Em suma, passa-se a proteger qualquer situação de viuvez, independentemente da vulnerabilidade do dependente. A pensão por morte, de certa forma, passa a ser vista mais como uma consequência das contribuições do segurado do que necessariamente da necessidade do dependente, ao menos nos casos de cônjuge ou companheiro.
Por outro lado, a combinação dos fatores sociais, legais e demográficos acaba por fazer com que a pensão por morte gere uma crescente pressão financeira sobre o sistema previdenciário, aumentando o gasto causado por tais benefícios de R$ 77,6 bilhões, em 2013, para R$ 90 bilhões em 2014, em estimativa do Ministério da Fazenda. Isso faz com que o governo discuta medidas como cortar pela metade o valor das pensões dos viúvos e diminuir para uma fração de apenas 10% do benefício o valor pago aos filhos menores de 21 anos, entre outras propostas que enfrentam rejeição por parte significativa da população².

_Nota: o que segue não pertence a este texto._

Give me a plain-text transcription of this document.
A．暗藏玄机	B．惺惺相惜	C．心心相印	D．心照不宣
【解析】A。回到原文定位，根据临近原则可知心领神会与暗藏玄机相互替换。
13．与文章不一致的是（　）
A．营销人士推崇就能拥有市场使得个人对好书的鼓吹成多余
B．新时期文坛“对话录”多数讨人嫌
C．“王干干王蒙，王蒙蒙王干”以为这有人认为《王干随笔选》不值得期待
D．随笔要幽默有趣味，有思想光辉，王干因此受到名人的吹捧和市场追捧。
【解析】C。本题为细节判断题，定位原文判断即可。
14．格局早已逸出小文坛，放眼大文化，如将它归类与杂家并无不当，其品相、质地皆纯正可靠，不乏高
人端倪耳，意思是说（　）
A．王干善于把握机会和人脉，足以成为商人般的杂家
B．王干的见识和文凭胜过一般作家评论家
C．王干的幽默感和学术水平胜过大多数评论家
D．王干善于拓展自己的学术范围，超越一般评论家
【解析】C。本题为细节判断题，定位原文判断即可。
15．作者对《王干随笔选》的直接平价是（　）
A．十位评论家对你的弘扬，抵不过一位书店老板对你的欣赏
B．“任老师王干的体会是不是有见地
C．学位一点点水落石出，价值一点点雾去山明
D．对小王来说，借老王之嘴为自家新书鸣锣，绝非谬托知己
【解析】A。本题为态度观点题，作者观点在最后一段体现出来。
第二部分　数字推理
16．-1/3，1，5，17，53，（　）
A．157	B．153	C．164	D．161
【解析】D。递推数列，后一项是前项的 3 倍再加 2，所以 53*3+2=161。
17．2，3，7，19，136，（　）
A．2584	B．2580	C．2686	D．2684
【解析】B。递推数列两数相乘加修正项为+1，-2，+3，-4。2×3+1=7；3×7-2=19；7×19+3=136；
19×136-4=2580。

A evolução legislativa do benefício de pensão por morte no que diz respeito aos dependentes nos mostra que, embora o legislador tenha logrado aumentar de foram contínua o número de beneficiários, nem sempre obteve êxito em dar máxima efetividade aos princípios da seletividade e da distributividade, colocando pessoas em situação de menor vulnerabilidade social em situação de igualdade com os mais vulneráveis, como crianças, adolescentes, idosos e inválidos.

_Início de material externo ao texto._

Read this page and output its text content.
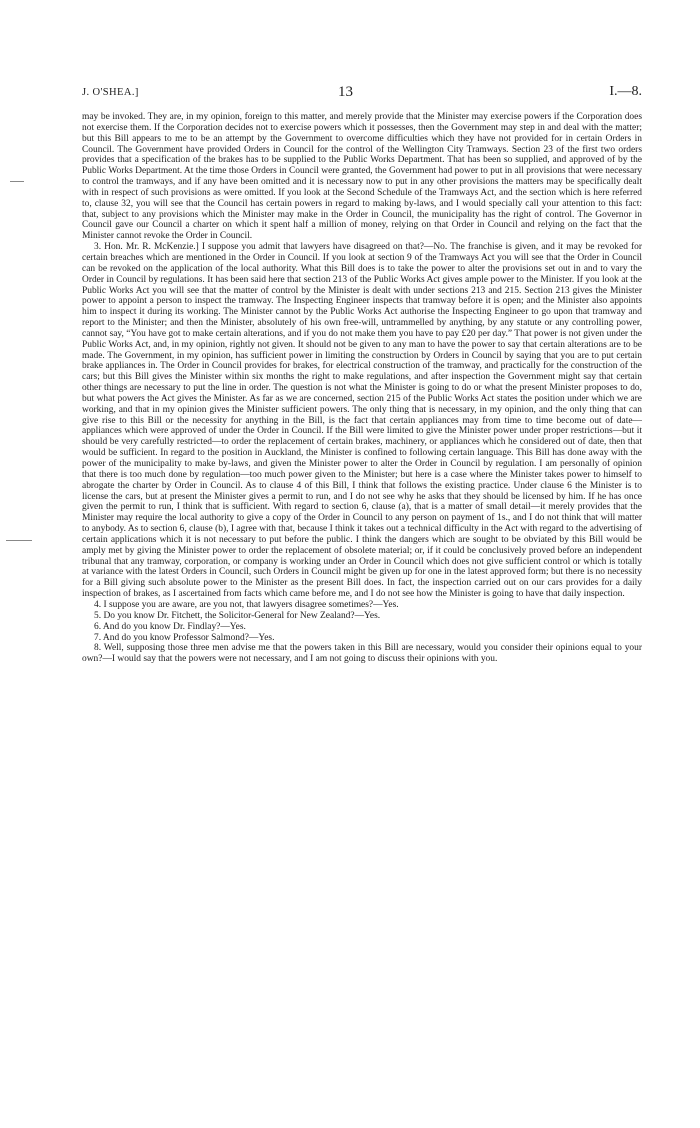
J. O'SHEA.]	13	I.—8.

may be invoked. They are, in my opinion, foreign to this matter, and merely provide that the Minister may exercise powers if the Corporation does not exercise them. If the Corporation decides not to exercise powers which it possesses, then the Government may step in and deal with the matter; but this Bill appears to me to be an attempt by the Government to overcome difficulties which they have not provided for in certain Orders in Council. The Government have provided Orders in Council for the control of the Wellington City Tramways. Section 23 of the first two orders provides that a specification of the brakes has to be supplied to the Public Works Department. That has been so supplied, and approved of by the Public Works Department. At the time those Orders in Council were granted, the Government had power to put in all provisions that were necessary to control the tramways, and if any have been omitted and it is necessary now to put in any other provisions the matters may be specifically dealt with in respect of such provisions as were omitted. If you look at the Second Schedule of the Tramways Act, and the section which is here referred to, clause 32, you will see that the Council has certain powers in regard to making by-laws, and I would specially call your attention to this fact: that, subject to any provisions which the Minister may make in the Order in Council, the municipality has the right of control. The Governor in Council gave our Council a charter on which it spent half a million of money, relying on that Order in Council and relying on the fact that the Minister cannot revoke the Order in Council.

3. Hon. Mr. R. McKenzie.] I suppose you admit that lawyers have disagreed on that?—No. The franchise is given, and it may be revoked for certain breaches which are mentioned in the Order in Council. If you look at section 9 of the Tramways Act you will see that the Order in Council can be revoked on the application of the local authority. What this Bill does is to take the power to alter the provisions set out in and to vary the Order in Council by regulations. It has been said here that section 213 of the Public Works Act gives ample power to the Minister. If you look at the Public Works Act you will see that the matter of control by the Minister is dealt with under sections 213 and 215. Section 213 gives the Minister power to appoint a person to inspect the tramway. The Inspecting Engineer inspects that tramway before it is open; and the Minister also appoints him to inspect it during its working. The Minister cannot by the Public Works Act authorise the Inspecting Engineer to go upon that tramway and report to the Minister; and then the Minister, absolutely of his own free-will, untrammelled by anything, by any statute or any controlling power, cannot say, “You have got to make certain alterations, and if you do not make them you have to pay £20 per day.” That power is not given under the Public Works Act, and, in my opinion, rightly not given. It should not be given to any man to have the power to say that certain alterations are to be made. The Government, in my opinion, has sufficient power in limiting the construction by Orders in Council by saying that you are to put certain brake appliances in. The Order in Council provides for brakes, for electrical construction of the tramway, and practically for the construction of the cars; but this Bill gives the Minister within six months the right to make regulations, and after inspection the Government might say that certain other things are necessary to put the line in order. The question is not what the Minister is going to do or what the present Minister proposes to do, but what powers the Act gives the Minister. As far as we are concerned, section 215 of the Public Works Act states the position under which we are working, and that in my opinion gives the Minister sufficient powers. The only thing that is necessary, in my opinion, and the only thing that can give rise to this Bill or the necessity for anything in the Bill, is the fact that certain appliances may from time to time become out of date—appliances which were approved of under the Order in Council. If the Bill were limited to give the Minister power under proper restrictions—but it should be very carefully restricted—to order the replacement of certain brakes, machinery, or appliances which he considered out of date, then that would be sufficient. In regard to the position in Auckland, the Minister is confined to following certain language. This Bill has done away with the power of the municipality to make by-laws, and given the Minister power to alter the Order in Council by regulation. I am personally of opinion that there is too much done by regulation—too much power given to the Minister; but here is a case where the Minister takes power to himself to abrogate the charter by Order in Council. As to clause 4 of this Bill, I think that follows the existing practice. Under clause 6 the Minister is to license the cars, but at present the Minister gives a permit to run, and I do not see why he asks that they should be licensed by him. If he has once given the permit to run, I think that is sufficient. With regard to section 6, clause (a), that is a matter of small detail—it merely provides that the Minister may require the local authority to give a copy of the Order in Council to any person on payment of 1s., and I do not think that will matter to anybody. As to section 6, clause (b), I agree with that, because I think it takes out a technical difficulty in the Act with regard to the advertising of certain applications which it is not necessary to put before the public. I think the dangers which are sought to be obviated by this Bill would be amply met by giving the Minister power to order the replacement of obsolete material; or, if it could be conclusively proved before an independent tribunal that any tramway, corporation, or company is working under an Order in Council which does not give sufficient control or which is totally at variance with the latest Orders in Council, such Orders in Council might be given up for one in the latest approved form; but there is no necessity for a Bill giving such absolute power to the Minister as the present Bill does. In fact, the inspection carried out on our cars provides for a daily inspection of brakes, as I ascertained from facts which came before me, and I do not see how the Minister is going to have that daily inspection.

4. I suppose you are aware, are you not, that lawyers disagree sometimes?—Yes.

5. Do you know Dr. Fitchett, the Solicitor-General for New Zealand?—Yes.

6. And do you know Dr. Findlay?—Yes.

7. And do you know Professor Salmond?—Yes.

8. Well, supposing those three men advise me that the powers taken in this Bill are necessary, would you consider their opinions equal to your own?—I would say that the powers were not necessary, and I am not going to discuss their opinions with you.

Entendemos que qualquer alteração à legislação previdenciária deve ser precedida pela reflexão não apenas sobre gastos crescentes mas também sobre a realidade social e em especial os princípios do Direito Previdenciário, sem os quais as leis perdem grande parte de seu sentido.
Notas:
¹ DERZI, Heloísa Hernandez. Equívocos da reforma previdenciária do setor público. Publicado na Revista de Direito Social nº 12, p. 55, 2003. Disponível em: <http://www.amdjus.com.br/doutrina/administrativo/101.htm>. Acesso em: 4 dez. 2014.
² CASTELANI, Clayton. Mudança no INSS pode deixar viúva sem filhos com pensão menor. Folha de São Paulo, São Paulo, 04/12/2014. Disponível em: <http://www1.folha.uol.com.br/mercado/2014/12/1557358-mudanca-no-inss-pode-deixar-viuva-sem-filhos-com-pensao-menor.shtml>. Acesso em: 4 dez. 2014.
Referências:
ALENCAR, Hermes Arrais. Benefícios previdenciários. 3. ed. São Paulo: Livraria e
Editora Universitária de Direito, 2007.
SANTOS, Marisa Ferreira dos. Direito previdenciário esquematizado / Marisa Ferreira dos Santos; coord. Pedro Lenza. – 3. ed. de acordo com a Lei n. 12.618/2012 – São Paulo : Saraiva, 2013.
DERZI, Heloísa Hernandez. Equívocos da reforma previdenciária do setor público. Publicado na Revista de Direito Social nº 12, p. 55, 2003. Disponível em: <http://www.amdjus.com.br/doutrina/administrativo/101.htm>. Acesso em: 4 dez. 2014.
Procurador Federal em exercício na Procuradoria Geral Federal de Santos-SP, órgão da Advocacia-Geral da União (AGU)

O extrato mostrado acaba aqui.